"Tobias S. Josefowitz" t.josefowitz@gmail.com wrote:
I guess you already told us at the conference, but what was your motivation for creating it?
The linear lookup in the existing one...
Just to make it clear, you're talking about the linear lookup to find the right block when structs are freed?
Is std::allocator the same thing as the (g)libc malloc in your graphs?
No, std::allocator is a block allocator used by std::list, std::map and so on. Compared to glibc free/malloc, the std::allocator is quite fast.
It would be interesting to see a comparison with plain old (glibc) malloc, just to put it into perspective.
Does it add any features?
Slight ones. For the CritBits, we need the allocator in the object storage (block allocators are used tree-locally).
So the nodes for each critbit tree are allocated within its own blocks? Sifting through the code just briefly I got the impression the nodes were allocated from a single global pool, considering that CB_NODE_ALLOC() doesn't take any context. Did I miss something?
http://fortranland.com/compare_7.9_block_alloc.txt http://fortranland.com/compare_7.9_block_alloc_cleanup_on_exit.txt
Hmm, do you have any theories to explain the variations seen in those two? Otherwise it seems to me like there's still a lot of noise, and I suspect none of those tests really stress BLOCK_ALLOC in the way where your implementation would show its strength, i.e. freeing structs when there's a large number allocated.
I figured I could add a test for that, but I can't compile CritBit from clean source on the arne/block_alloc branch:
#### Making dynamic: post_modules/CritBit make[5]: *** No rule to make target `/home/mast/Pike/devel/src/post_modules/CritBit/bitvector.h', needed by `inttree.o'. Stop. make[4]: *** [all] Error 2 make[3]: *** [CritBit] Error 1
And of course, a couple of CritBit benchmarks would be welcome - they also ought to show off GJAlloc, right? ;)
Arne Goedeke el@laramies.com wrote:
Does it add any features?
Well, yes.

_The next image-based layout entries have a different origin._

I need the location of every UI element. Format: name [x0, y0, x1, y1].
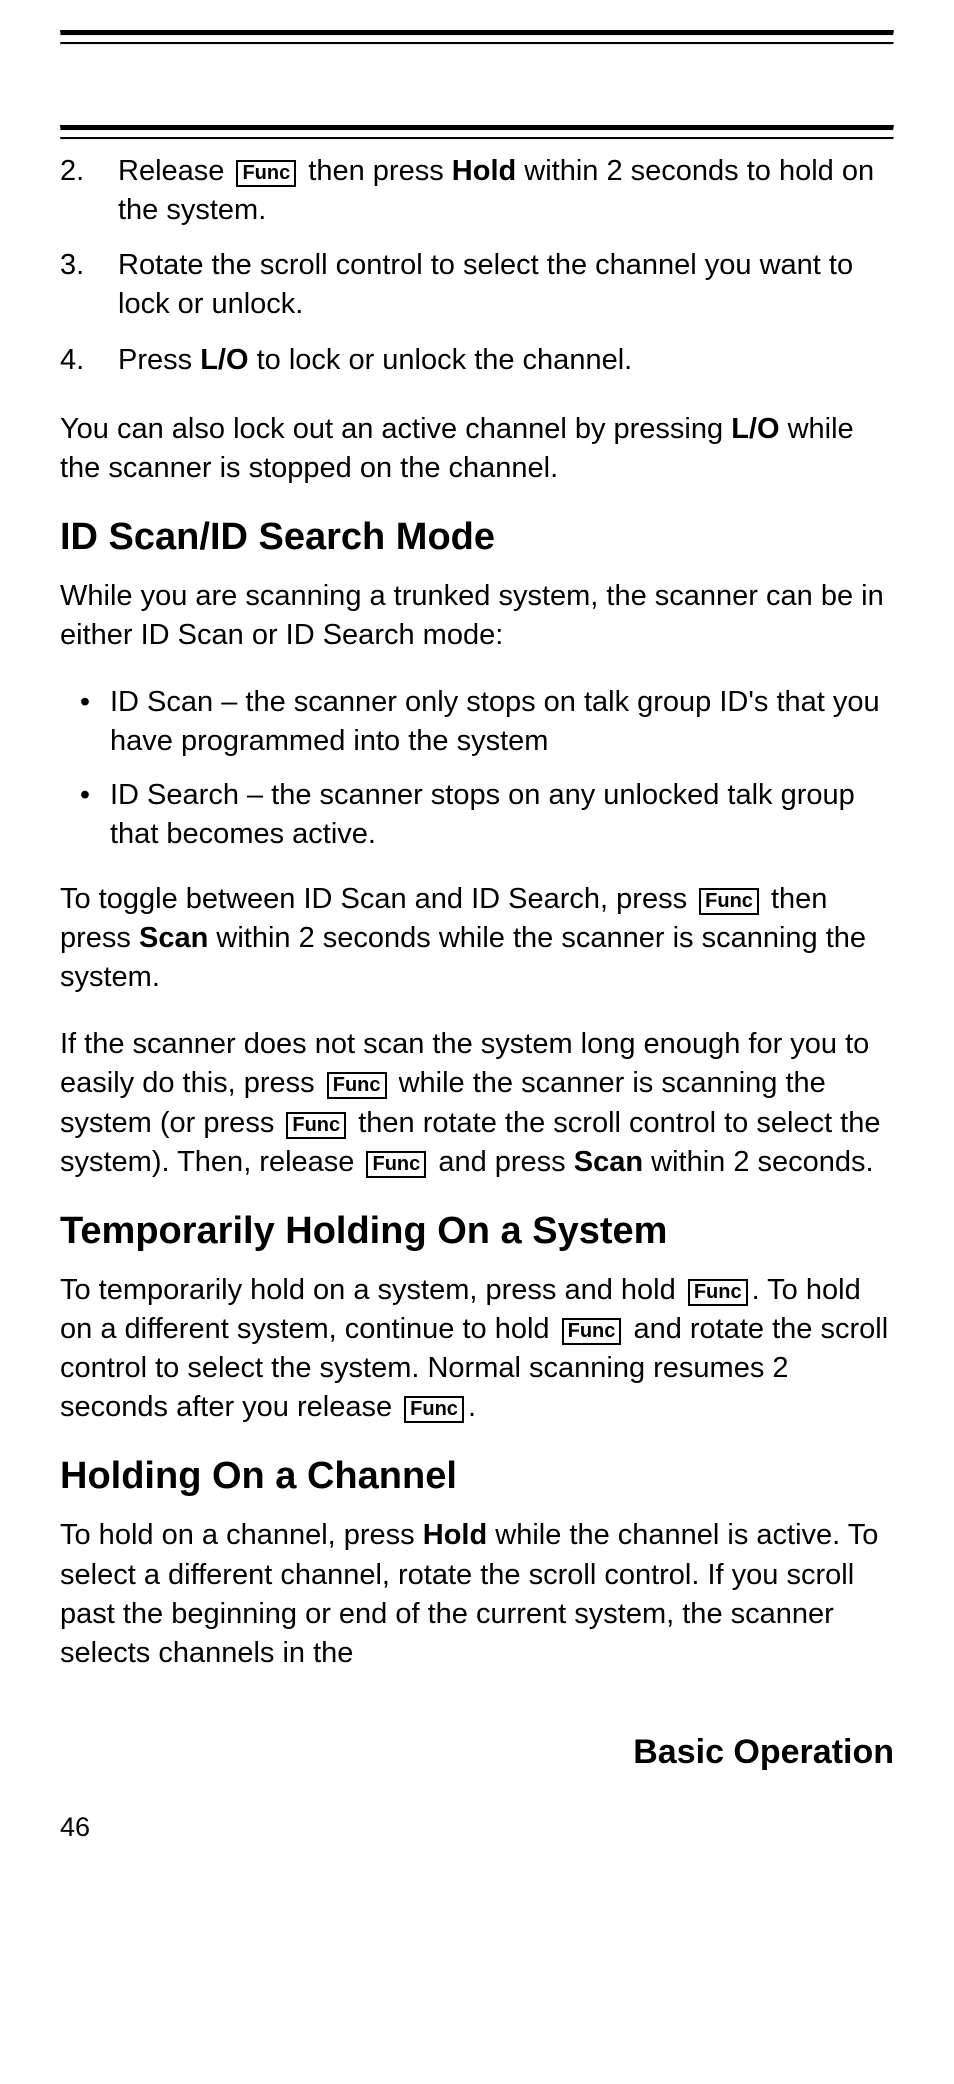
bullet-icon: • — [60, 683, 110, 722]
section-heading-temphold: Temporarily Holding On a System — [60, 1210, 894, 1253]
text: You can also lock out an active channel … — [60, 413, 731, 445]
func-key-icon: Func — [562, 1318, 622, 1345]
page-number: 46 — [60, 1812, 894, 1843]
text: to lock or unlock the channel. — [249, 344, 633, 376]
bullet-icon: • — [60, 776, 110, 815]
step-number: 4. — [60, 341, 118, 380]
bullet-text: ID Search – the scanner stops on any unl… — [110, 776, 894, 854]
text: To hold on a channel, press — [60, 1519, 423, 1551]
id-intro: While you are scanning a trunked system,… — [60, 577, 894, 655]
footer-section-title: Basic Operation — [60, 1733, 894, 1772]
func-key-icon: Func — [404, 1396, 464, 1423]
func-key-icon: Func — [286, 1112, 346, 1139]
text: . — [468, 1391, 476, 1423]
scan-key: Scan — [139, 922, 208, 954]
lo-key: L/O — [731, 413, 779, 445]
text: and press — [430, 1146, 573, 1178]
hold-key: Hold — [423, 1519, 487, 1551]
id-bullet-list: • ID Scan – the scanner only stops on ta… — [60, 683, 894, 854]
manual-page: 2. Release Func then press Hold within 2… — [0, 0, 954, 1883]
lockout-paragraph: You can also lock out an active channel … — [60, 410, 894, 488]
text: To temporarily hold on a system, press a… — [60, 1274, 684, 1306]
section-heading-idmode: ID Scan/ID Search Mode — [60, 516, 894, 559]
step-list: 2. Release Func then press Hold within 2… — [60, 152, 894, 380]
scan-key: Scan — [574, 1146, 643, 1178]
func-key-icon: Func — [327, 1072, 387, 1099]
text: then press — [300, 155, 452, 187]
top-rule-thin — [60, 42, 894, 45]
step-item: 2. Release Func then press Hold within 2… — [60, 152, 894, 230]
text: To toggle between ID Scan and ID Search,… — [60, 883, 695, 915]
bullet-text: ID Scan – the scanner only stops on talk… — [110, 683, 894, 761]
section-heading-holdchan: Holding On a Channel — [60, 1455, 894, 1498]
list-item: • ID Scan – the scanner only stops on ta… — [60, 683, 894, 761]
step-number: 2. — [60, 152, 118, 191]
list-item: • ID Search – the scanner stops on any u… — [60, 776, 894, 854]
temphold-paragraph: To temporarily hold on a system, press a… — [60, 1271, 894, 1428]
hold-key: Hold — [452, 155, 516, 187]
step-body: Press L/O to lock or unlock the channel. — [118, 341, 894, 380]
toggle-paragraph: To toggle between ID Scan and ID Search,… — [60, 880, 894, 997]
step-body: Release Func then press Hold within 2 se… — [118, 152, 894, 230]
text: Release — [118, 155, 232, 187]
long-paragraph: If the scanner does not scan the system … — [60, 1025, 894, 1182]
func-key-icon: Func — [688, 1279, 748, 1306]
holdchan-paragraph: To hold on a channel, press Hold while t… — [60, 1516, 894, 1673]
func-key-icon: Func — [236, 160, 296, 187]
step-body: Rotate the scroll control to select the … — [118, 246, 894, 324]
func-key-icon: Func — [366, 1151, 426, 1178]
func-key-icon: Func — [699, 888, 759, 915]
mid-rule-thin — [60, 137, 894, 140]
text: Press — [118, 344, 200, 376]
step-item: 4. Press L/O to lock or unlock the chann… — [60, 341, 894, 380]
text: within 2 seconds. — [643, 1146, 874, 1178]
step-item: 3. Rotate the scroll control to select t… — [60, 246, 894, 324]
lo-key: L/O — [200, 344, 248, 376]
step-number: 3. — [60, 246, 118, 285]
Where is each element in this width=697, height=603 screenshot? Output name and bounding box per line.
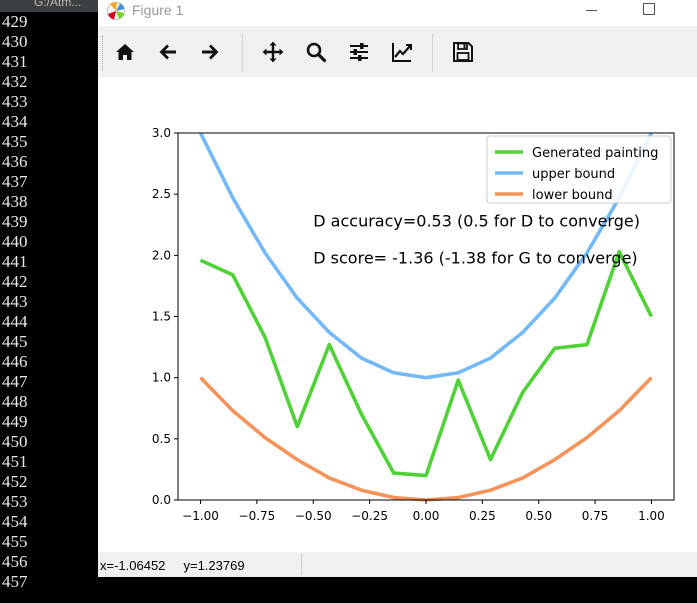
line-number: 453 [2, 492, 28, 511]
line-number: 432 [2, 72, 28, 91]
edit-axis-icon [392, 43, 412, 62]
line-number: 439 [2, 212, 28, 231]
y-tick-label: 1.0 [152, 371, 171, 385]
configure-subplots-icon [350, 43, 368, 61]
home-icon [116, 44, 134, 60]
maximize-button[interactable] [632, 0, 678, 22]
line-number: 446 [2, 352, 28, 371]
line-number: 442 [2, 272, 28, 291]
home-button[interactable] [110, 38, 140, 66]
title-bar[interactable]: Figure 1 [98, 0, 697, 26]
legend-label: lower bound [532, 188, 613, 203]
line-number: 443 [2, 292, 28, 311]
plot-area: −1.00 −0.75 −0.50 −0.25 0.00 0.25 0.50 0.75 1.00… [152, 126, 675, 523]
forward-arrow-icon [202, 44, 219, 60]
line-number: 434 [2, 112, 28, 131]
x-tick-label: −0.50 [295, 509, 332, 523]
y-tick-label: 0.0 [152, 493, 171, 507]
y-tick-label: 0.5 [152, 432, 171, 446]
status-bar: x=-1.06452 y=1.23769 [98, 552, 697, 577]
line-number: 445 [2, 332, 28, 351]
save-icon [453, 42, 473, 62]
x-tick-label: −1.00 [182, 509, 219, 523]
annotations-layer: D accuracy=0.53 (0.5 for D to converge) D… [313, 212, 640, 268]
line-number: 429 [2, 12, 28, 31]
toolbar [98, 26, 697, 76]
back-button[interactable] [153, 38, 183, 66]
line-number: 436 [2, 152, 28, 171]
status-divider [301, 554, 302, 575]
editor-tab-label: G:/Atm... [34, 0, 82, 9]
y-tick-label: 3.0 [152, 126, 171, 140]
toolbar-separator [432, 34, 433, 72]
window-title: Figure 1 [132, 2, 184, 18]
legend-box [486, 135, 672, 204]
minimize-button[interactable] [574, 0, 620, 22]
line-number: 449 [2, 412, 28, 431]
edit-axis-button[interactable] [387, 38, 417, 66]
pan-icon [262, 41, 284, 63]
line-number: 448 [2, 392, 28, 411]
y-tick-label: 2.0 [152, 248, 171, 262]
annotation-text: D score= -1.36 (-1.38 for G to converge) [313, 248, 637, 267]
legend: Generated painting upper bound lower bound [486, 135, 672, 204]
toolbar-grip[interactable] [102, 36, 105, 70]
line-number: 454 [2, 512, 28, 531]
line-number: 437 [2, 172, 28, 191]
x-tick-label: −0.25 [351, 509, 388, 523]
line-number: 452 [2, 472, 28, 491]
series-line-lower-bound [199, 376, 653, 502]
legend-label: upper bound [532, 167, 615, 182]
line-number: 438 [2, 192, 28, 211]
line-number: 440 [2, 232, 28, 251]
x-tick-label: 0.25 [469, 509, 496, 523]
y-tick-label: 2.5 [152, 187, 171, 201]
figure-canvas[interactable]: −1.00 −0.75 −0.50 −0.25 0.00 0.25 0.50 0.75 1.00… [98, 77, 697, 552]
x-tick-label: 0.50 [525, 509, 552, 523]
line-number: 444 [2, 312, 28, 331]
line-number: 456 [2, 552, 28, 571]
toolbar-separator [242, 34, 243, 72]
editor-gutter: G:/Atm... 429 430 431 432 433 434 435 436 437 438… [0, 0, 98, 603]
legend-label: Generated painting [532, 146, 658, 161]
line-number: 431 [2, 52, 28, 71]
figure-window: Figure 1 [98, 0, 697, 577]
save-button[interactable] [448, 38, 478, 66]
series-line-upper-bound [198, 132, 654, 380]
line-number: 457 [2, 572, 28, 591]
line-number: 451 [2, 452, 28, 471]
line-number: 450 [2, 432, 28, 451]
zoom-button[interactable] [301, 38, 331, 66]
line-number: 447 [2, 372, 28, 391]
series-line-generated-painting [199, 249, 654, 478]
x-tick-label: 1.00 [638, 509, 665, 523]
x-tick-label: −0.75 [239, 509, 276, 523]
cursor-coordinates: x=-1.06452 y=1.23769 [100, 558, 245, 573]
zoom-icon [306, 42, 327, 63]
editor-tab[interactable]: G:/Atm... [0, 0, 98, 12]
y-tick-label: 1.5 [152, 310, 171, 324]
matplotlib-logo-icon [107, 2, 125, 20]
forward-button[interactable] [195, 38, 225, 66]
line-number: 430 [2, 32, 28, 51]
configure-subplots-button[interactable] [344, 38, 374, 66]
line-number: 433 [2, 92, 28, 111]
line-number: 455 [2, 532, 28, 551]
line-number: 435 [2, 132, 28, 151]
x-tick-label: 0.00 [413, 509, 440, 523]
x-tick-label: 0.75 [582, 509, 609, 523]
ticks-layer: −1.00 −0.75 −0.50 −0.25 0.00 0.25 0.50 0.75 1.00… [152, 126, 665, 523]
back-arrow-icon [159, 44, 176, 60]
line-number: 441 [2, 252, 28, 271]
pan-button[interactable] [258, 38, 288, 66]
annotation-text: D accuracy=0.53 (0.5 for D to converge) [313, 212, 640, 231]
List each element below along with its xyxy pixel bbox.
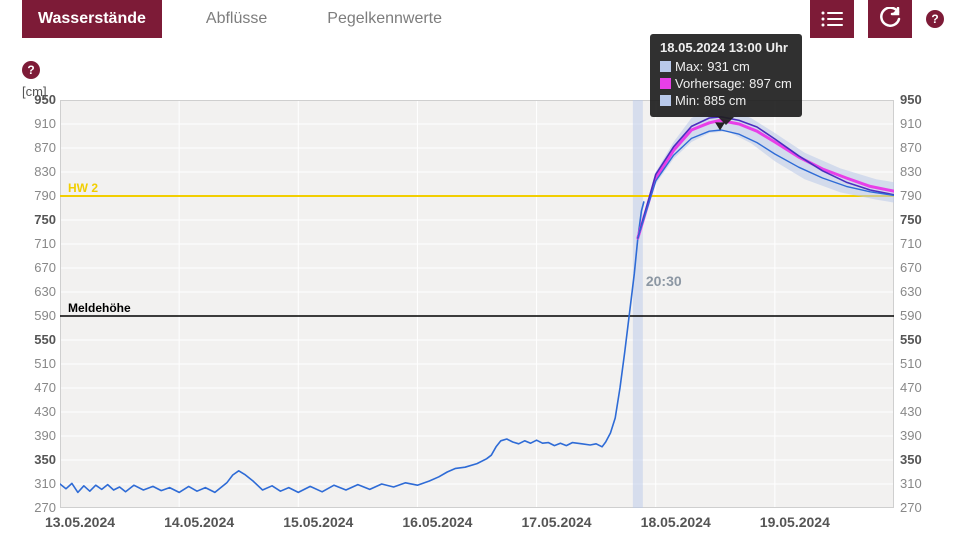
y-tick-right: 830 [900, 164, 922, 179]
y-tick-left: 910 [22, 116, 56, 131]
y-tick-right: 350 [900, 452, 922, 467]
toolbar: ? [810, 0, 944, 38]
y-tick-right: 910 [900, 116, 922, 131]
tooltip-label: Min: [675, 92, 700, 109]
x-tick: 17.05.2024 [522, 514, 592, 530]
y-tick-right: 430 [900, 404, 922, 419]
help-icon: ? [27, 63, 34, 77]
tooltip-swatch [660, 61, 671, 72]
y-tick-left: 310 [22, 476, 56, 491]
list-icon [820, 7, 844, 31]
tooltip-value: 931 cm [707, 58, 750, 75]
time-marker-label: 20:30 [646, 273, 682, 289]
y-tick-right: 390 [900, 428, 922, 443]
chart-plot-area: 20:30 HW 2 Meldehöhe [60, 100, 894, 508]
y-tick-right: 590 [900, 308, 922, 323]
help-button-top[interactable]: ? [926, 10, 944, 28]
y-tick-right: 870 [900, 140, 922, 155]
x-tick: 18.05.2024 [641, 514, 711, 530]
y-tick-left: 270 [22, 500, 56, 515]
y-tick-left: 430 [22, 404, 56, 419]
tooltip-title: 18.05.2024 13:00 Uhr [660, 40, 792, 55]
tab-label: Wasserstände [38, 10, 146, 28]
y-tick-right: 670 [900, 260, 922, 275]
y-tick-right: 950 [900, 92, 922, 107]
refresh-icon [878, 7, 902, 31]
y-tick-right: 310 [900, 476, 922, 491]
y-tick-left: 750 [22, 212, 56, 227]
y-tick-left: 630 [22, 284, 56, 299]
threshold-label: HW 2 [68, 181, 98, 195]
y-tick-left: 790 [22, 188, 56, 203]
y-tick-left: 670 [22, 260, 56, 275]
threshold-label: Meldehöhe [68, 301, 131, 315]
tab-wasserstaende[interactable]: Wasserstände [22, 0, 162, 38]
tab-label: Pegelkennwerte [327, 10, 442, 28]
y-tick-left: 470 [22, 380, 56, 395]
tooltip-swatch [660, 78, 671, 89]
y-tick-right: 270 [900, 500, 922, 515]
y-tick-left: 550 [22, 332, 56, 347]
y-tick-left: 510 [22, 356, 56, 371]
y-tick-left: 710 [22, 236, 56, 251]
y-tick-right: 510 [900, 356, 922, 371]
x-tick: 13.05.2024 [45, 514, 115, 530]
y-tick-right: 750 [900, 212, 922, 227]
help-icon: ? [931, 12, 938, 26]
help-button-chart[interactable]: ? [22, 61, 40, 79]
y-tick-right: 550 [900, 332, 922, 347]
tab-bar: Wasserstände Abflüsse Pegelkennwerte [22, 0, 458, 38]
y-tick-left: 350 [22, 452, 56, 467]
tab-pegelkennwerte[interactable]: Pegelkennwerte [311, 0, 458, 38]
tooltip-label: Vorhersage: [675, 75, 745, 92]
tooltip-swatch [660, 95, 671, 106]
tooltip-value: 897 cm [749, 75, 792, 92]
y-tick-left: 830 [22, 164, 56, 179]
y-tick-left: 590 [22, 308, 56, 323]
chart-tooltip: 18.05.2024 13:00 Uhr Max: 931 cm Vorhers… [650, 34, 802, 117]
x-tick: 15.05.2024 [283, 514, 353, 530]
tooltip-row: Min: 885 cm [660, 92, 792, 109]
y-tick-right: 630 [900, 284, 922, 299]
x-tick: 16.05.2024 [402, 514, 472, 530]
tooltip-label: Max: [675, 58, 703, 75]
y-tick-left: 870 [22, 140, 56, 155]
x-tick: 14.05.2024 [164, 514, 234, 530]
tab-label: Abflüsse [206, 10, 267, 28]
refresh-button[interactable] [868, 0, 912, 38]
y-tick-left: 390 [22, 428, 56, 443]
tooltip-row: Max: 931 cm [660, 58, 792, 75]
tooltip-value: 885 cm [704, 92, 747, 109]
y-tick-left: 950 [22, 92, 56, 107]
tab-abfluesse[interactable]: Abflüsse [190, 0, 283, 38]
app-root: Wasserstände Abflüsse Pegelkennwerte ? ?… [0, 0, 966, 543]
chart-svg: 20:30 HW 2 Meldehöhe [60, 100, 894, 508]
list-button[interactable] [810, 0, 854, 38]
x-tick: 19.05.2024 [760, 514, 830, 530]
tooltip-row: Vorhersage: 897 cm [660, 75, 792, 92]
y-tick-right: 470 [900, 380, 922, 395]
y-tick-right: 710 [900, 236, 922, 251]
y-tick-right: 790 [900, 188, 922, 203]
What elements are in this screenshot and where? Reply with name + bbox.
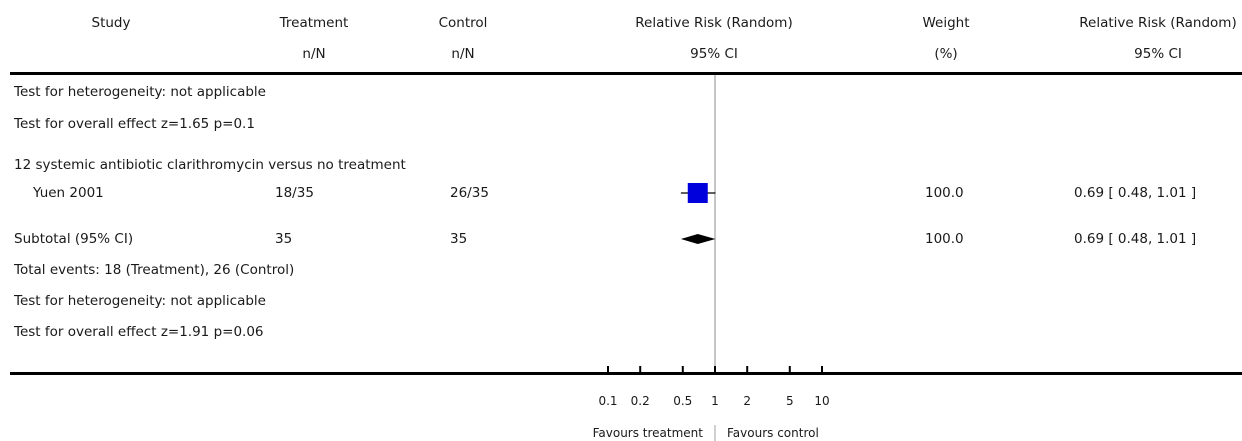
axis-tick-label: 2 xyxy=(743,394,751,408)
header-control-sub: n/N xyxy=(451,46,475,62)
header-relative-risk-2: Relative Risk (Random) xyxy=(1079,15,1237,31)
axis-tick-label: 1 xyxy=(711,394,719,408)
header-study: Study xyxy=(91,15,131,31)
header-control: Control xyxy=(438,15,488,31)
header-weight: Weight xyxy=(922,15,970,31)
header-rule xyxy=(10,72,1242,75)
bottom-rule xyxy=(10,372,1242,375)
favours-treatment-label: Favours treatment xyxy=(593,426,704,440)
study-ci: 0.69 [ 0.48, 1.01 ] xyxy=(1074,185,1197,201)
subtotal-diamond xyxy=(680,234,716,244)
axis-tick-label: 10 xyxy=(814,394,829,408)
top-heterogeneity-note: Test for heterogeneity: not applicable xyxy=(14,84,266,100)
study-treatment: 18/35 xyxy=(275,185,314,201)
subtotal-ci: 0.69 [ 0.48, 1.01 ] xyxy=(1074,231,1197,247)
favours-control-label: Favours control xyxy=(727,426,819,440)
group-overall-effect-note: Test for overall effect z=1.91 p=0.06 xyxy=(14,324,264,340)
axis-tick-label: 0.5 xyxy=(673,394,692,408)
axis-tick-label: 0.2 xyxy=(631,394,650,408)
group-heterogeneity-note: Test for heterogeneity: not applicable xyxy=(14,293,266,309)
header-relative-risk-ci-2: 95% CI xyxy=(1134,46,1182,62)
header-treatment: Treatment xyxy=(279,15,349,31)
study-weight: 100.0 xyxy=(925,185,964,201)
header-relative-risk-ci: 95% CI xyxy=(690,46,738,62)
subtotal-treatment: 35 xyxy=(275,231,293,247)
study-control: 26/35 xyxy=(450,185,489,201)
total-events-note: Total events: 18 (Treatment), 26 (Contro… xyxy=(14,262,295,278)
subtotal-control: 35 xyxy=(450,231,468,247)
header-weight-unit: (%) xyxy=(934,46,958,62)
header-treatment-sub: n/N xyxy=(302,46,326,62)
top-overall-effect-note: Test for overall effect z=1.65 p=0.1 xyxy=(14,116,255,132)
study-name: Yuen 2001 xyxy=(33,185,104,201)
subtotal-weight: 100.0 xyxy=(925,231,964,247)
header-relative-risk: Relative Risk (Random) xyxy=(635,15,793,31)
group-title: 12 systemic antibiotic clarithromycin ve… xyxy=(14,157,406,173)
study-point-marker xyxy=(687,183,708,203)
axis-tick-label: 0.1 xyxy=(598,394,617,408)
axis-tick-label: 5 xyxy=(786,394,794,408)
subtotal-label: Subtotal (95% CI) xyxy=(14,231,134,247)
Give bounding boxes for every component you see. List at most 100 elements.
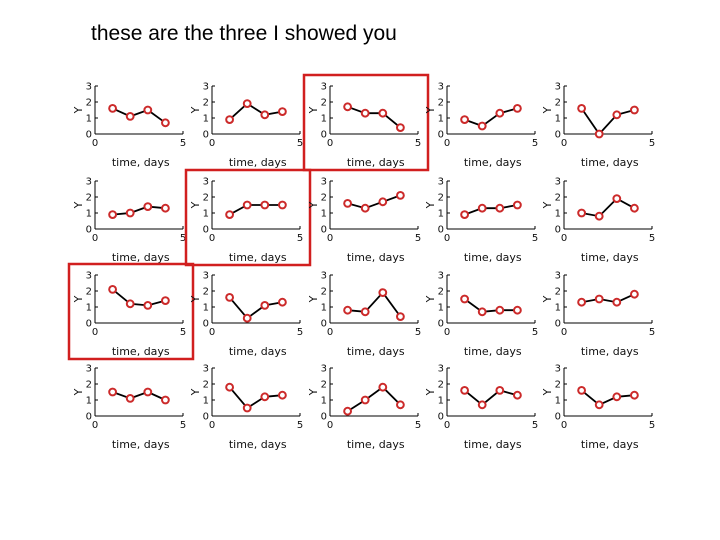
x-tick-label: 0 xyxy=(327,138,333,149)
y-tick-label: 1 xyxy=(555,114,561,125)
x-tick-label: 5 xyxy=(180,420,186,431)
x-tick-label: 0 xyxy=(327,327,333,338)
y-tick-label: 2 xyxy=(438,193,444,204)
x-tick-label: 5 xyxy=(180,138,186,149)
series-line xyxy=(464,204,518,216)
x-axis-label: time, days xyxy=(112,156,170,169)
series-line xyxy=(112,391,166,401)
y-tick-label: 0 xyxy=(203,412,209,423)
data-point xyxy=(242,403,252,413)
data-point xyxy=(161,118,170,128)
data-point xyxy=(577,386,586,395)
highlight-frame xyxy=(302,73,430,172)
x-axis-label: time, days xyxy=(229,345,287,358)
y-axis-label: Y xyxy=(541,388,554,396)
x-axis-label: time, days xyxy=(229,251,287,264)
y-tick-label: 3 xyxy=(321,364,327,375)
x-tick-label: 5 xyxy=(532,233,538,244)
y-axis-label: Y xyxy=(72,295,85,303)
y-tick-label: 1 xyxy=(438,396,444,407)
x-tick-label: 5 xyxy=(297,420,303,431)
data-point xyxy=(343,406,353,416)
series-line xyxy=(228,386,283,410)
data-point xyxy=(260,392,270,402)
y-axis-label: Y xyxy=(72,388,85,396)
data-point xyxy=(477,400,487,410)
y-tick-label: 1 xyxy=(555,303,561,314)
x-tick-label: 0 xyxy=(444,420,450,431)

Actually, there is one thing. Since its not all macros it would be possible to have several ones around just for one task and free everything in one go at the end. Something similar to what the gc is doing right now, although there its only one gc at a time, anyway ,)
Right.
And then, it might be even handier to have one which never frees, except right at the end when all pages are discarded.
Possibly, but the old one is quite good at that detail already, isn't it?
Btw, I pushed a few small fixes to be able to compile with GJAlloc in rtldebug mode (when you're developing C modules, I really recommend that mode, btw). I'm not that happy with the condition I put into BLOCK_ALLOC_IN_USE, though. I thought block_allocator.pages would be better, but that doesn't work with BA_USE_MEMALIGN. I hope you can come up with something better.